Je t’avoue que ce n’était pas du tout ce à quoi je m’attendais ! (I admit it’s not at all what I was expecting!) It came as if out of a karaoke fever dream, when Monsieur B just couldn’t stop complimenting me on my singing (which, again #KEEPER). And that got me unrealistically thinking manifesting myself joining a 1970s soft-rock-based band in Paris. Lil’ bit o’ Stevie Nicks, some Nicolette Larsen? Definitely a sax solo involved.
I’m putting it out there: how do I join a 1970s soft-rock-based band (or start one ha!) in Paris? If ye be the keeper of said precious knowledge, put it in the comments, won’t you? Because…it’s gonna take a lotta love 🎶 🎤😂
Coming Next Year (as a Result of Some of My Experiences This Year)
Getting (mildly) serious for a moment about some welcome and most-needed personal developments here (aside from my band aspirations plans). I’ve experienced some difficult times in 2024 that challenged me to my core—as a creative, as a physically active person, and as a former entrepreneur, and as someone navigating life in a new country. But heureusement (happily) ces défis (these challenges) gnawed and grated at me enough to actually reveal a portal somewhere within. Through that newly open space I was able to see what I might want, and what I might need, and where the two might intersect.
I know from talking to my friends who also feel this way at times—just stuck or lost or blocked or unsure or beating ourselves up for not “completing” our dream projects or being as productive as we think we should—I am not alone.
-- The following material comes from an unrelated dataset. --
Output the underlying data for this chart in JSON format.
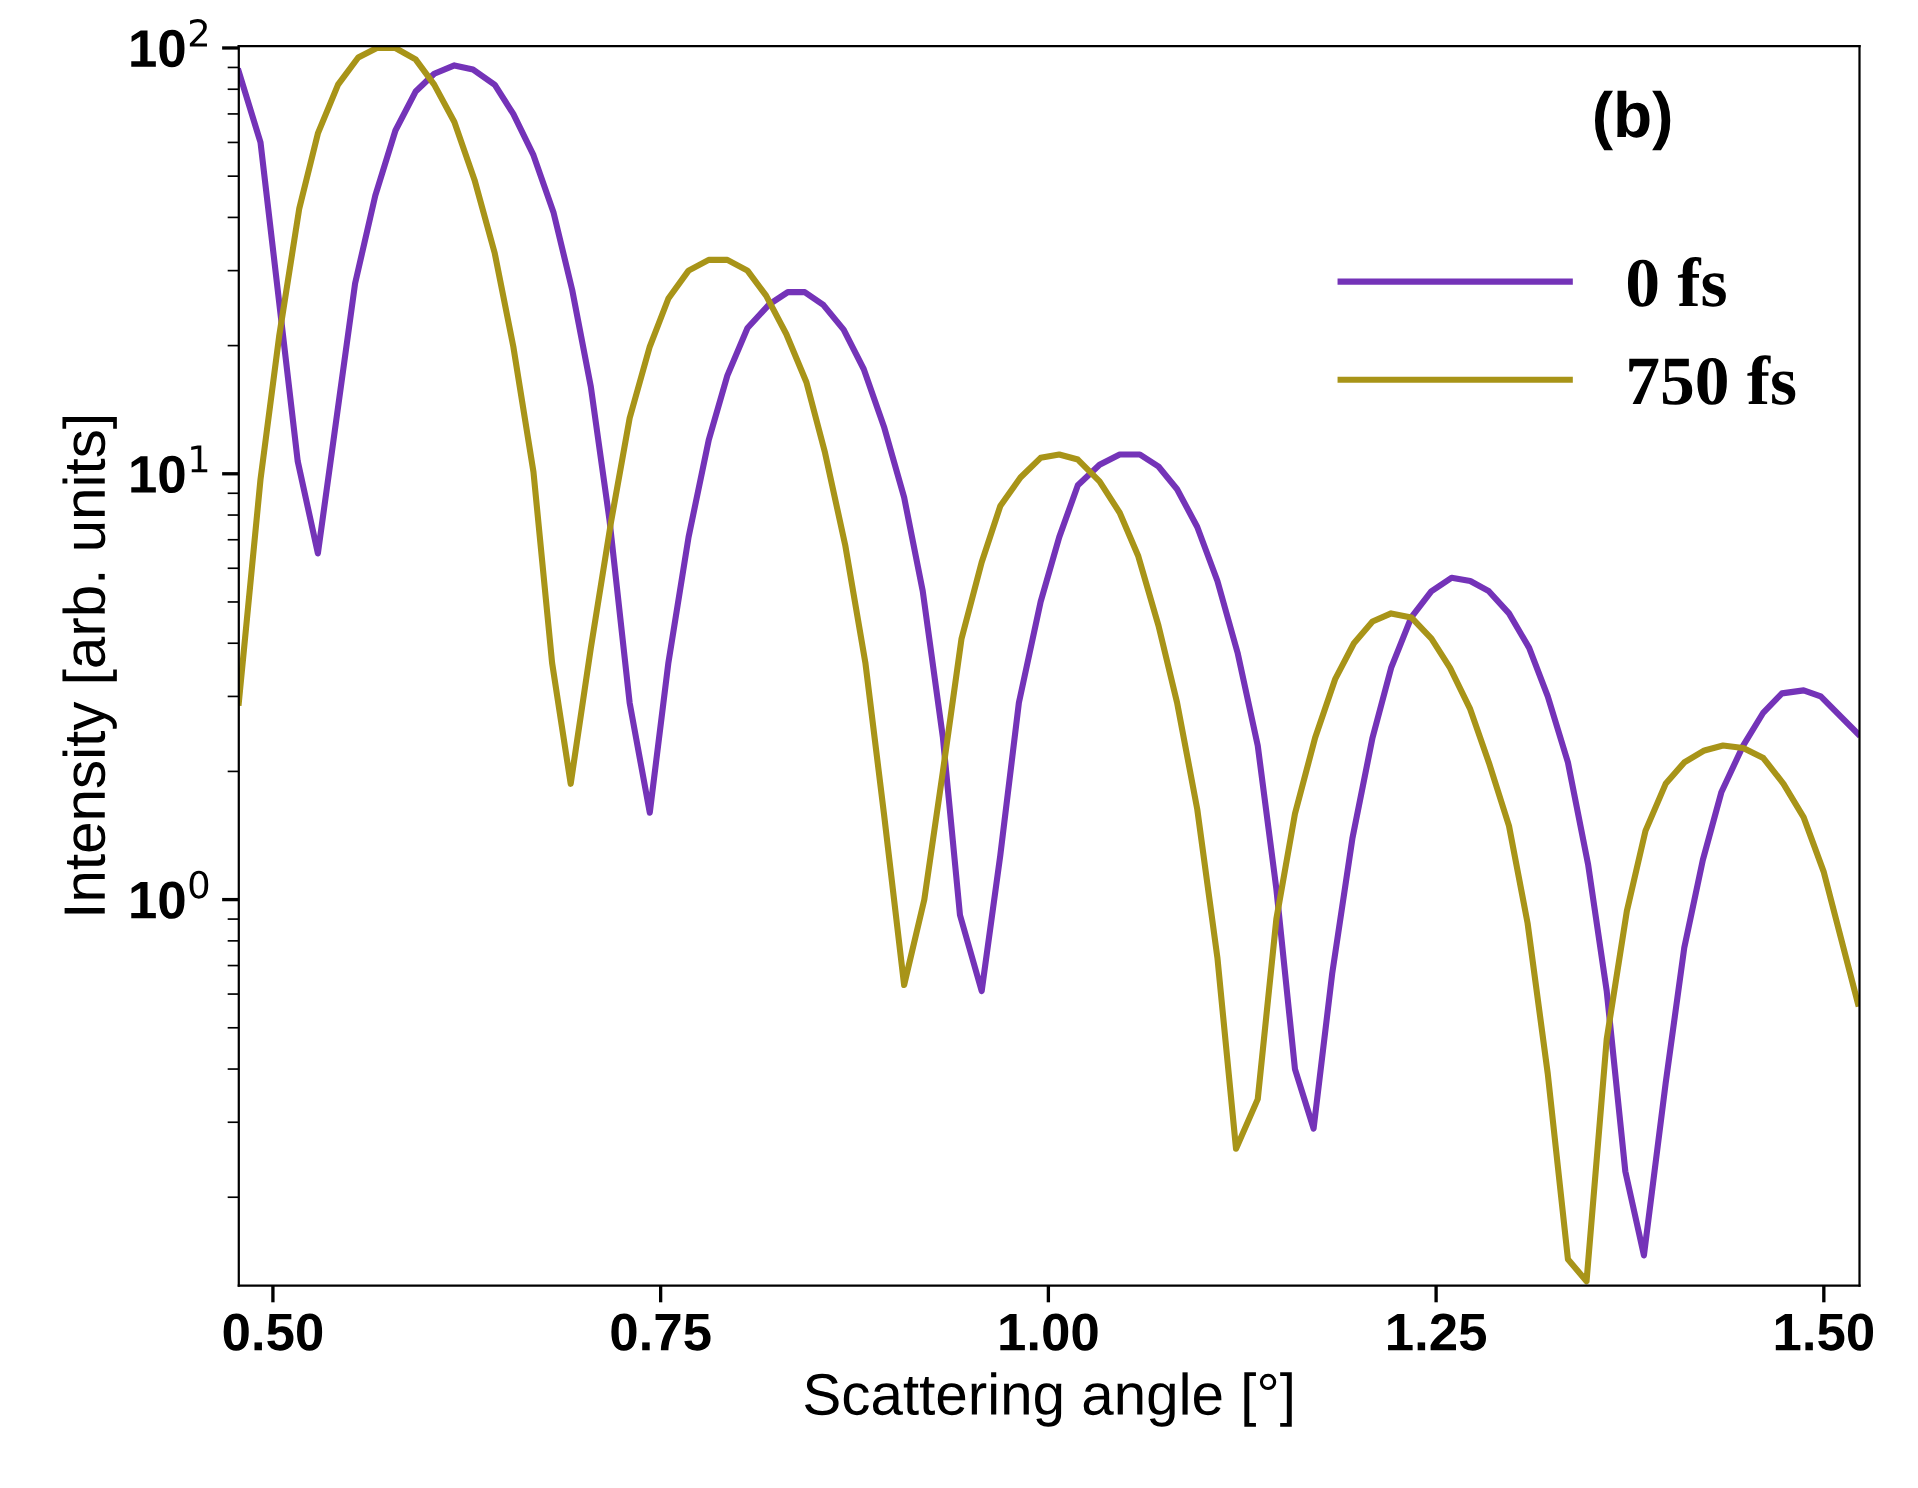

This year, I was lucky enough to benefit from some wonderful people and tools who helped me to clear the dust, get a good look around and start building again with real momentum and excitement. I want to share more about that with you in the coming months as we look at what we want to bring into our lives, what we want to create and celebrate.
Martha Stewart Wants to Get You Drunk. It’s What She’s Always Wanted.
That’s why there are THREE types of hard liquor in massive quantities in this one (overly?) creamy bowl of her “family recipe” egg nog yupiiiiiii ! If anyone dares make this, could you please share the results (and the police photos)? Also did you know that if you repeat “Martha Stewart” three times in a row while drinking this egg nog, a handmade wreath of natural materials will appear on your front door? Allez !
OK mes chères et chers, c’est tout pour maintenant. (OK my dears, that’s all for now.)
I’m wishing you a weekend of sweet holiday moments, 1970s soft rock, and for Heaven’s sake, responsible egg-nog drinking. Ne fais pas des bêtises !
And so I leave you, above, with the softest of all soft rockers, my musical inspiration and possibly the greatest Karen ever (she played the drums, folks)…Merry Christmas darlings!
Bisous,
Karen
You’re a total badass for singing Jolene at karaoke. Not an easy one!
I hope you get chosen as a taster! That would be so exciting.